When a phylogenetic tree was built based on a portion of the env region, derived from published full-length BLV genome sequences, including Arg38 (HPL profile) and Arg41 (LPL profile) as wells as the sequences obtained in this study, it was possible to group them into three clusters. Arg38 and Arg41 were located in one cluster, together with most of the selected strains, and this was independent of the localization of the herd or the infection profile to which they belonged. A second cluster was defined that included only the Belgian strain, and a third cluster, which comprised the Japanese and the Australian strains together with two of the selected animals, which had no geographical or familial relationship to each other.

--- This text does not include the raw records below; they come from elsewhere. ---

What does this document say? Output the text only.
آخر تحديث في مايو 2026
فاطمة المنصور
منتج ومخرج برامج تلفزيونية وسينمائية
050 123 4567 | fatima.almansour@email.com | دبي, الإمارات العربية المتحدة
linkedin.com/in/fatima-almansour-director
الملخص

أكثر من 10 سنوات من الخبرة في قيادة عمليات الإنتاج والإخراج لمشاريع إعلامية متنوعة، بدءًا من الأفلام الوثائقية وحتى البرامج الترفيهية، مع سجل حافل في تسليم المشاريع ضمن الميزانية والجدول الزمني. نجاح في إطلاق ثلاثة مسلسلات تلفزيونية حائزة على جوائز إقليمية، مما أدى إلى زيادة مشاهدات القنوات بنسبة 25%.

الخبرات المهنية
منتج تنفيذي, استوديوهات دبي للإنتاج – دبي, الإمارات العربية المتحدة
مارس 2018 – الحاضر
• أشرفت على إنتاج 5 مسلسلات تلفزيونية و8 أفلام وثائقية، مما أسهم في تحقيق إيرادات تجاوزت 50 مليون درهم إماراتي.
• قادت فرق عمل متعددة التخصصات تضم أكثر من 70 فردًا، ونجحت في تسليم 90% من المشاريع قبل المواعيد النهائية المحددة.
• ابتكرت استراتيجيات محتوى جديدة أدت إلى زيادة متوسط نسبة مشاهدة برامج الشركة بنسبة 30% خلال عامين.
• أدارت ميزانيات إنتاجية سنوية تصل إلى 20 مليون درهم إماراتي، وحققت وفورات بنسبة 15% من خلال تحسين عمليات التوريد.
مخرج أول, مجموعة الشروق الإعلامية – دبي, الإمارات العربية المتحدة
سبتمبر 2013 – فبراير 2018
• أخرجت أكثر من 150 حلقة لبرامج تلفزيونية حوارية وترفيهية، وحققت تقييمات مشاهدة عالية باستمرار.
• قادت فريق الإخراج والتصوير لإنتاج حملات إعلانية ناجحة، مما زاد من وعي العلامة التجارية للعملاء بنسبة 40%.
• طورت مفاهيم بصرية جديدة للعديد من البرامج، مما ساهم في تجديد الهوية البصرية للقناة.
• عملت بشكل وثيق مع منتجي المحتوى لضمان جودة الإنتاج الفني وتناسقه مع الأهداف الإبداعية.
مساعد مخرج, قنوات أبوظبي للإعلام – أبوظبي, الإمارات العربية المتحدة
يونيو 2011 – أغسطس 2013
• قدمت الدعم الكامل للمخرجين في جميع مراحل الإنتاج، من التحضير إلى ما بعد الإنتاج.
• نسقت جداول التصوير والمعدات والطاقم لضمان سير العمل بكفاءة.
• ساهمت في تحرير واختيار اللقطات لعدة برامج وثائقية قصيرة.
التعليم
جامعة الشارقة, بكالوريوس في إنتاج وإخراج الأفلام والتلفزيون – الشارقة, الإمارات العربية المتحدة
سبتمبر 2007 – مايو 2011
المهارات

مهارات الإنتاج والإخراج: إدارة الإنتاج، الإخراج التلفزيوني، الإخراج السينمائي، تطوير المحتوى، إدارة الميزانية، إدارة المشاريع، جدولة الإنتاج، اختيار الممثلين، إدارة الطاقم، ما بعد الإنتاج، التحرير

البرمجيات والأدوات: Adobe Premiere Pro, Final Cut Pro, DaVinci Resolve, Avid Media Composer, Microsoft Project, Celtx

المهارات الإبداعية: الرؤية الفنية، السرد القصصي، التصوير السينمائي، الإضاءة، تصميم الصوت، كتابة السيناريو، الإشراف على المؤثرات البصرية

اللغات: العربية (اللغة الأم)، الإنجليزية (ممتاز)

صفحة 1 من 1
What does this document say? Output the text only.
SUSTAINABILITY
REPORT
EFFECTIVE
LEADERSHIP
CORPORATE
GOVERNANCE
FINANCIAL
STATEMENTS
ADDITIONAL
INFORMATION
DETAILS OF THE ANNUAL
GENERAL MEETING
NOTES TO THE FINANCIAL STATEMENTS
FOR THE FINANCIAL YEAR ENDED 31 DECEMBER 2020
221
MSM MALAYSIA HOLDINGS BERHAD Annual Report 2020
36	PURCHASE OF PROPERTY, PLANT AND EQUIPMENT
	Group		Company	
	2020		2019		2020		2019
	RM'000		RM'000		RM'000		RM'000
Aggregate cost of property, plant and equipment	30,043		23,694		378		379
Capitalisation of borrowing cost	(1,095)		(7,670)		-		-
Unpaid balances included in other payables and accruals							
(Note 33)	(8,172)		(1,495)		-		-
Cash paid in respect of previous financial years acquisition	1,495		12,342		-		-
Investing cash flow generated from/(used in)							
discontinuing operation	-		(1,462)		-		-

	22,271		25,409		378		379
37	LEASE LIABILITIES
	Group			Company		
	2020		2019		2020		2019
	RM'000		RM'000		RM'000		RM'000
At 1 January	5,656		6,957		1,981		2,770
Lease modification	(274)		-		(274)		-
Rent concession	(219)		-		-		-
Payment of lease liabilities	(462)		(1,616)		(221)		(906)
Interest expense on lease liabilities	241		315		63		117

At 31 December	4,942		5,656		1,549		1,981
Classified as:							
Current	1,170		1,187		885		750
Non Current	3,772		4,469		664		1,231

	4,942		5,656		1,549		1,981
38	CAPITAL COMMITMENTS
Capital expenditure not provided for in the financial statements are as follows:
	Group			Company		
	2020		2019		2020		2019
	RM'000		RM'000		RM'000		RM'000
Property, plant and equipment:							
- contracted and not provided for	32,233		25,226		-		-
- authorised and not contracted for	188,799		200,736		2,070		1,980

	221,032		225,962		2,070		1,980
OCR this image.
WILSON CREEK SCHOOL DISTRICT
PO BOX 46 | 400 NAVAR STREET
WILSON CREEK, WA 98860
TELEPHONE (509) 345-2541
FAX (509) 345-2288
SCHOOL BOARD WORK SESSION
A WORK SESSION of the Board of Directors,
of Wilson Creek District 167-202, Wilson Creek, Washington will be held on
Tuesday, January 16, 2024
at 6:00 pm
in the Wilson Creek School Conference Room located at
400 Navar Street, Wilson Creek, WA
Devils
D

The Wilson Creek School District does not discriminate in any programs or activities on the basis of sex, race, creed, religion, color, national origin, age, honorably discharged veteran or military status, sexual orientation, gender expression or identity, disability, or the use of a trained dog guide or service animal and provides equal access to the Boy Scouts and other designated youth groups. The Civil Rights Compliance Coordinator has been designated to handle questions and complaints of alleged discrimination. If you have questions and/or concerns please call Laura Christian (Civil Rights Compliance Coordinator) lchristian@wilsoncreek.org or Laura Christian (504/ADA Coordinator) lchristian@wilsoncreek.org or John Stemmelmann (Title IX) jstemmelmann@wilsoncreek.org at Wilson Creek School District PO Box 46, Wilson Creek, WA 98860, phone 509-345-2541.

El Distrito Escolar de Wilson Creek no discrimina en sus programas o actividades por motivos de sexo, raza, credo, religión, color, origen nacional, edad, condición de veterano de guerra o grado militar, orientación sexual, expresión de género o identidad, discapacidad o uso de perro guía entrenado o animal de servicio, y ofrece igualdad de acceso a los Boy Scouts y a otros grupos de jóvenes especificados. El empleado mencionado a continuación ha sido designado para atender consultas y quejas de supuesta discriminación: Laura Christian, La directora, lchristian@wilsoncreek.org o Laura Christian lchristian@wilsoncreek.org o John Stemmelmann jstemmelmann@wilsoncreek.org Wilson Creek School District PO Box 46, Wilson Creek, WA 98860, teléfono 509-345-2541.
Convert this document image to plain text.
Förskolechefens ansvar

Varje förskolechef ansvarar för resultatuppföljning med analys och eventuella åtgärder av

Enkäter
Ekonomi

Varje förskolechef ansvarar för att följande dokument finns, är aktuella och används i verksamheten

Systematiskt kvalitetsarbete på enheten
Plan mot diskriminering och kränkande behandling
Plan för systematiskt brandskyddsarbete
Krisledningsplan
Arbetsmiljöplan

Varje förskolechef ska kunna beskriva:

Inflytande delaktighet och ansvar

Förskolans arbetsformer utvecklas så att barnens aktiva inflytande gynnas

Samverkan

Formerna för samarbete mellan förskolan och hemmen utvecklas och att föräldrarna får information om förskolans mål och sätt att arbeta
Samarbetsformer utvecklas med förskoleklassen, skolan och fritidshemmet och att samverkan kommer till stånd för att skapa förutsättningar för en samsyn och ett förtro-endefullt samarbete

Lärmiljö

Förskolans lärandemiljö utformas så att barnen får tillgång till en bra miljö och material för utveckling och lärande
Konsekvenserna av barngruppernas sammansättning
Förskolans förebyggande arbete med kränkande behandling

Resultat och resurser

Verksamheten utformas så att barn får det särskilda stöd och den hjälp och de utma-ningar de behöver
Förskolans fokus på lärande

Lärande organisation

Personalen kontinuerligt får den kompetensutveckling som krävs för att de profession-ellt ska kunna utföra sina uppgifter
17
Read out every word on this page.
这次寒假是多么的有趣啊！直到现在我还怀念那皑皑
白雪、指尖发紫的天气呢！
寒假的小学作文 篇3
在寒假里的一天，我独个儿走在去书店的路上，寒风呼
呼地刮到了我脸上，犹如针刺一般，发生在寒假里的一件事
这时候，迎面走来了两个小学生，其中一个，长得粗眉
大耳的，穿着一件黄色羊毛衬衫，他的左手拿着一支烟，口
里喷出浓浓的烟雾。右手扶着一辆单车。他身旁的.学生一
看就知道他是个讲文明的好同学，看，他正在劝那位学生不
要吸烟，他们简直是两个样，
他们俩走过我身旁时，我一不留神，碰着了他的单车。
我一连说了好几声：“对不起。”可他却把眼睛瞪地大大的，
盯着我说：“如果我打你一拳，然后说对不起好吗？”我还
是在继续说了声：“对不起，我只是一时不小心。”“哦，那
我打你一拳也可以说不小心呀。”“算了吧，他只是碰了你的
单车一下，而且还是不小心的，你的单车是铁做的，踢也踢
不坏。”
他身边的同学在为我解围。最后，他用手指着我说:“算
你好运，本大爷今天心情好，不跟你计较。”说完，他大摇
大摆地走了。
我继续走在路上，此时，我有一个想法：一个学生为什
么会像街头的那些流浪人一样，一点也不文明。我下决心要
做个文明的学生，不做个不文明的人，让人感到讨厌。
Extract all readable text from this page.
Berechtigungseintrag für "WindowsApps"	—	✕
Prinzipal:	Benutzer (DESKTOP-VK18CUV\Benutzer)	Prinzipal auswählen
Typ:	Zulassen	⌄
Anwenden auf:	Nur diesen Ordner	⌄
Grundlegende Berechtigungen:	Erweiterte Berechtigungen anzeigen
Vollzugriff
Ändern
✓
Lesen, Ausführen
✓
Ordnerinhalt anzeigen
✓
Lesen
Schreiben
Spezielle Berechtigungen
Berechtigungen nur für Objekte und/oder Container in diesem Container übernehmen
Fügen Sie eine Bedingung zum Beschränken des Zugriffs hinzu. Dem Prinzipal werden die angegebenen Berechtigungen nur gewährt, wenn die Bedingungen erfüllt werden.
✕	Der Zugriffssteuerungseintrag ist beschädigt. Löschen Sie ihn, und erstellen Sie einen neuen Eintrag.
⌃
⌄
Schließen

A comparison of the amplified env regions of the animals analyzed in this study showed that the different isolates are randomly distributed in clusters. Strains did not cluster according to the infection profile they developed, while we could see some association due to the herd to which they belonged, suggesting that the same strain infects most of the animals in a herd, and this reinforces the idea that the development of one or another profile of infection is due to another genetic or epigenetic cause.

The description of two different profiles among infected cattle, the strong association of the allele BoLA-DRB3.2*0902 with the LPL profile, the publication of the full BLV sequences from cows with a high and low proviral load, and the comparison of a previously characterized region of the env gene from cattle are still not enough to fully explain the presence of animals in every herd that are resistant to BLV dissemination. Further studies are necessary in order to find a property of the hosts, the different strains of the BLV provirus, or a combination of several factors that completely explains the phenotype of these animals.